= Bergbúa þáttr =

Medieval Icelandic tale

Bergbúa þáttr ('The Tale of the Mountain-Dweller') is a short medieval Icelandic tale (þáttr). It tells of Þórðr and his companion who get lost on their way to church one winter and take refuge in a cave. Once inside, after they have settled down for the evening, they hear noises from the back of the cave. Later they see two huge eyes and hear a voice which recites a poem of twelve stanzas, now known as Hallmundarkviða. The speaker of these verses refers to himself as a giant, and repeats the poem three time across the course of the night. The giant instructs the humans to remember the poem or suffer a forfeit. Þórðr memorises the poem but his companion does not and subsequently dies the following year.

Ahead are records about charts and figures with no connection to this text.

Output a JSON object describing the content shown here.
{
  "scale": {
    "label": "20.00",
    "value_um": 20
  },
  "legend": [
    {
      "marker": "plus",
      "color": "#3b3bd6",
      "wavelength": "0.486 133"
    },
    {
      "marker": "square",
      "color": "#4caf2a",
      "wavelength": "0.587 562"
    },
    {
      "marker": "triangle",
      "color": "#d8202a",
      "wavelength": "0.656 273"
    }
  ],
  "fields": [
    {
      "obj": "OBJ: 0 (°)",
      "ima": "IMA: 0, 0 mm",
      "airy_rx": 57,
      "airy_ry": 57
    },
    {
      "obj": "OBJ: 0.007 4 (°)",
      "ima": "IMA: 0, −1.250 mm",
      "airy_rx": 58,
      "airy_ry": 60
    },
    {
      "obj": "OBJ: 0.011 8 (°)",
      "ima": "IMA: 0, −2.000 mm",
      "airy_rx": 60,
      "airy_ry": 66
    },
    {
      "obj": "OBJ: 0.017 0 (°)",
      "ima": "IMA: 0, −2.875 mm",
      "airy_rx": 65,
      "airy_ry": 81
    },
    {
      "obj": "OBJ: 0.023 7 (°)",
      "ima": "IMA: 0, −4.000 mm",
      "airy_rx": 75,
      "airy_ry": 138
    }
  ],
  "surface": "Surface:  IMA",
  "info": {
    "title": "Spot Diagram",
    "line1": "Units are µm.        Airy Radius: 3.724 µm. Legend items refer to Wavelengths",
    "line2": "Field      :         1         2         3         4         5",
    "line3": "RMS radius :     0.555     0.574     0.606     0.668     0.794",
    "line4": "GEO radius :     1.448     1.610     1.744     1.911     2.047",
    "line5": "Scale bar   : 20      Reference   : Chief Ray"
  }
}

Hallmundarkviða makes many references to volcanic activity, and it has been suggested that it may refer to a specific Icelandic volcanic eruption. Determining which depends on the date of the poem. Bergbúa þáttr was probably written some time in the thirteenth century, but Hallmundarkviða may be considerably older. Guðmundur Finnbogason suggested that it may refer to the 1262 eruption at Sólheimajökull. The name Hallmundarkviða is only attested from 1844 but it has been proposed that the poem refers to the tenth century eruption at Hallmundarhraun.

The text survives in fragmentary form in AM 564a 4to (Pseudo-Vatnshyrna) and in paper copies made by Árni Magnússon of the Vatnshyrna manuscript, which was destroyed in the Copenhagen Fire of 1728. It is unusual amongst þættir for not being preserved as part of the kings' sagas manuscripts Flateyjarbók and Morkinskinna. Kumlbúa þáttr, which is thematically similar to Bergbúa þáttr, was likewise recorded outside of the kings' sagas manuscripts in Vatnshyrna and Pseudo-Vatnshyrna.